Longtemps épargnée par les catastrophes naturelles, la Belgique voit aujourd’hui son climat évoluer rapidement sous l’effet du réchauffement global. Les feux en milieu naturel, les vagues de chaleur, la sécheresse et les inondations deviennent des risques croissants, aux impacts considérables sur la société et les services d’urgence. Focus sur la province de Luxembourg et les enseignements du nouveau Centre d’analyse des risques liés au changement climatique (CERAC).

Une pression accrue sur les services de secours

Jusqu’à récemment, la Belgique n’était pas considérée comme un pays à risque en matière de feux de forêts. Pourtant, les effets combinés du réchauffement climatique – hausse des températures, sécheresses prolongées, modification des précipitations – rendent ce type d’événements de plus en plus fréquent. Avec près d’un tiers des forêts belges sur son territoire, la province de Luxembourg est particulièrement vulnérable aux feux en milieu naturel.

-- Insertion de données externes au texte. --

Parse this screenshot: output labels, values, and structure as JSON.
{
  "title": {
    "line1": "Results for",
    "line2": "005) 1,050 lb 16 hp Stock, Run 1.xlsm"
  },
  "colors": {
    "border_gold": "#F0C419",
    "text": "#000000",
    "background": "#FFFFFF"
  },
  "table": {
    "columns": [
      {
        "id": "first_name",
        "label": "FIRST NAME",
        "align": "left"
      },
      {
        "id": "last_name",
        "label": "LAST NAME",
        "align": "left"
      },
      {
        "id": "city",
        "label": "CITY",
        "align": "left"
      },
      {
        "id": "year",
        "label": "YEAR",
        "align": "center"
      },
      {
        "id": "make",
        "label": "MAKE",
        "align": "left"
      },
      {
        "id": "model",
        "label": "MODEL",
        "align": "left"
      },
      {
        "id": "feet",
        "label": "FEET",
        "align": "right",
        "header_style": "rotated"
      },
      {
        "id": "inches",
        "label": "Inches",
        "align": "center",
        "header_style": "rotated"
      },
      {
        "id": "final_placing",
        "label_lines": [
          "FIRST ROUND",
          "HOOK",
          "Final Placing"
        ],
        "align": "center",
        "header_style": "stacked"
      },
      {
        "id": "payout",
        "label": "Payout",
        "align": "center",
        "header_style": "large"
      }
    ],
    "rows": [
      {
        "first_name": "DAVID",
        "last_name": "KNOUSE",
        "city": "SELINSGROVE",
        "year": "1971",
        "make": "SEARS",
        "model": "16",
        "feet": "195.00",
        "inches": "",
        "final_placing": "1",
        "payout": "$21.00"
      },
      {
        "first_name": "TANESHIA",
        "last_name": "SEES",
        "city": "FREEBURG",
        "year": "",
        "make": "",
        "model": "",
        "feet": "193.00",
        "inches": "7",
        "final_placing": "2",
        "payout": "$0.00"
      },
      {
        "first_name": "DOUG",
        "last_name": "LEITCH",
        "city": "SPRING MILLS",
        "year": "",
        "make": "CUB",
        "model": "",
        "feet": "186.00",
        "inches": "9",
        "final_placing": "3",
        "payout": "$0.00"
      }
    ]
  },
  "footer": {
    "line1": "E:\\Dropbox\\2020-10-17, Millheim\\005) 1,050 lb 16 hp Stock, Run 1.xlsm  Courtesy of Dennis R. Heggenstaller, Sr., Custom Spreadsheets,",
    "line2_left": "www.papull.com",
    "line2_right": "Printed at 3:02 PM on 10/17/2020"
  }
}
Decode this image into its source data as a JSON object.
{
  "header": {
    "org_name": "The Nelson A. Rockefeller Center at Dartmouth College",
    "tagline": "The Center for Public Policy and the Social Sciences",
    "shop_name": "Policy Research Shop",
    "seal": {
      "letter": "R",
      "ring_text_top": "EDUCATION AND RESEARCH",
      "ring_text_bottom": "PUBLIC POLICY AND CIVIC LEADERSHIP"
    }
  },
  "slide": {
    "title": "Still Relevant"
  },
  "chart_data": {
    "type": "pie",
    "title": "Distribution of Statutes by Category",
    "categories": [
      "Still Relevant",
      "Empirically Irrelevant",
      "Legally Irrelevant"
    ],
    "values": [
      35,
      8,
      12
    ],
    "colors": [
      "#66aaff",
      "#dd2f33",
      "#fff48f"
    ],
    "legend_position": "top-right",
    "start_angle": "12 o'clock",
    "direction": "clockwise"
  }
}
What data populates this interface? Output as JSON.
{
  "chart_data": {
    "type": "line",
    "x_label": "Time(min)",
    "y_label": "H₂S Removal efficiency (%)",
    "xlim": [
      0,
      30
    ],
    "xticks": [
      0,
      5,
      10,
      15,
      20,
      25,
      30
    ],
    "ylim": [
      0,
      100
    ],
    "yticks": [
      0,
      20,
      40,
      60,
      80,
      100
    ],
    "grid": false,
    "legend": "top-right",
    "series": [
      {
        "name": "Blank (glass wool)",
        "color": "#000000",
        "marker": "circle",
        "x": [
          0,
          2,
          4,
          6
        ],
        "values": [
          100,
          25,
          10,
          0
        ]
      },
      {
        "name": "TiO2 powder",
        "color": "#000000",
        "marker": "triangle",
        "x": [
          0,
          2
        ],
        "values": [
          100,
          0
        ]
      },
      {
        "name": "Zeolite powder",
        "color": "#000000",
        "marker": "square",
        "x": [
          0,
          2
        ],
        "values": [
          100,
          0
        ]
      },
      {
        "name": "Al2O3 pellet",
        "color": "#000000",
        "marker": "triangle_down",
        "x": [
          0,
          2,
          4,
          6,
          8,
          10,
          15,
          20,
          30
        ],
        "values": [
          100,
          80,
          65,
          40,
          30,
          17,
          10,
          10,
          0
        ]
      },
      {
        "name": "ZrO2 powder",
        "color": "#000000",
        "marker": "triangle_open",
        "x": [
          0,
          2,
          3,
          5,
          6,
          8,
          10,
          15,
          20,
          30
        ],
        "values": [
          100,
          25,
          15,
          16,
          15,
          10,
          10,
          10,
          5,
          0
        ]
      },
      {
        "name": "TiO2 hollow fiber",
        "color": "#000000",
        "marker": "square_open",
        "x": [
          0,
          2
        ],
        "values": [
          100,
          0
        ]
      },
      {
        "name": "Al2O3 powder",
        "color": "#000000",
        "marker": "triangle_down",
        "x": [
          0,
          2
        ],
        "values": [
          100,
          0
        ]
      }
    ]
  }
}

Le Centre de crise national (NCCN) a classé les feux en milieu naturel parmi les risques à forte probabilité. Cette évolution se traduit par une pression grandissante sur les services de secours. En France, les interventions liées au changement climatique ont bondi de 3.000 jours/homme par an (2012-2022) à plus de 56.000 en 2024. En province de Luxembourg, le nombre moyen d’interventions journalières de la Zone de Secours Luxembourg est passé de 73 à 84 entre 2022 et 2024.

Le CERAC : mieux comprendre pour mieux anticiper

Face à ces nouvelles menaces, le gouvernement belge a mis en place, en janvier 2025, le Centre d’analyse des risques liés au changement climatique (CERAC). Cette structure indépendante et interdisciplinaire a été créée à la suite des inondations de juillet 2021. Sa mission est de fournir aux décideurs politiques des analyses scientifiques solides pour mieux préparer le pays aux impacts climatiques.

Parmi les projections et constats du CERAC :

  • Une augmentation moyenne des températures entre +2,6 et +3,5 °C d’ici la fin du siècle
  • Une accentuation de la saisonnalité des précipitations : baisse des pluies estivales, hausse des précipitations hivernales, souvent sous forme d’épisodes intenses
  • La diffusion de messages de prévention ciblés, par le biais de la Fédération, adaptés aux spécificités du secteur
  • Des vagues de chaleur beaucoup plus fréquentes et intenses : dans le scénario inchangé (RCP 8.5), le nombre de jours de canicule pourrait passer de 4 par an actuellement à plus de 50 en 2100, avec un impact renforcé en zones urbaines
  • Une élévation du niveau de la mer à la côte belge de 60 à 90 cm d’ici 2100, avec un scénario pessimiste atteignant 2 mètres
  • Un bilan hydrique estival négatif, induisant un risque accru de pénurie d’eau et de sécheresse.

Des conséquences économiques et sociales majeures

Une étude menée en 2020 par VITO, EcoRes et Kenter, à la demande de la Commission nationale Climat, a permis de chiffrer l’impact socio-économique du changement climatique en Belgique. Les résultats sont édifiants :

  • Les pertes économiques dues aux événements climatiques (chaleur extrême, sécheresse, inondations) pourraient atteindre près de 9,5 milliards d’euros par an en 2050, soit environ 2 % du PIB national
  • Les gains associés à des hivers plus doux sont estimés à environ 3 milliards d’euros par an (0,65 % du PIB), mais ne compensent pas les pertes globales
  • La mortalité estivale due aux vagues de chaleur pourrait s’élever à 950 décès par an dès 2050, et jusqu’à 1.900 à la fin du siècle
  • Les pertes de productivité du travail liées à la chaleur pourraient coûter à la Belgique entre 610 millions et 9 milliards d’euros par an, selon les années et les scénarios
  • Les rendements agricoles pourraient baisser de manière significative, jusqu’à –35 % pour certaines cultures (pommes de terre, maïs), avec une perte annuelle estimée à 606 millions d’euros pour l’ensemble du secteur agricole.

Se préparer, s’adapter, agir

Les données sont sans appel : le changement climatique transforme profondément les conditions de vie, de production et d’organisation des secours en Belgique. Il ne s’agit plus d’une menace à long terme, mais d’une réalité à laquelle il faut répondre dès aujourd’hui.

Face à cette situation, la Belgique dispose désormais d’un outil stratégique avec le CERAC. Mais au-delà de l’analyse, c’est l’ensemble des politiques publiques – sécurité civile, urbanisme, environnement, santé, économie – qui devra s’adapter, afin d’anticiper au mieux les impacts à venir.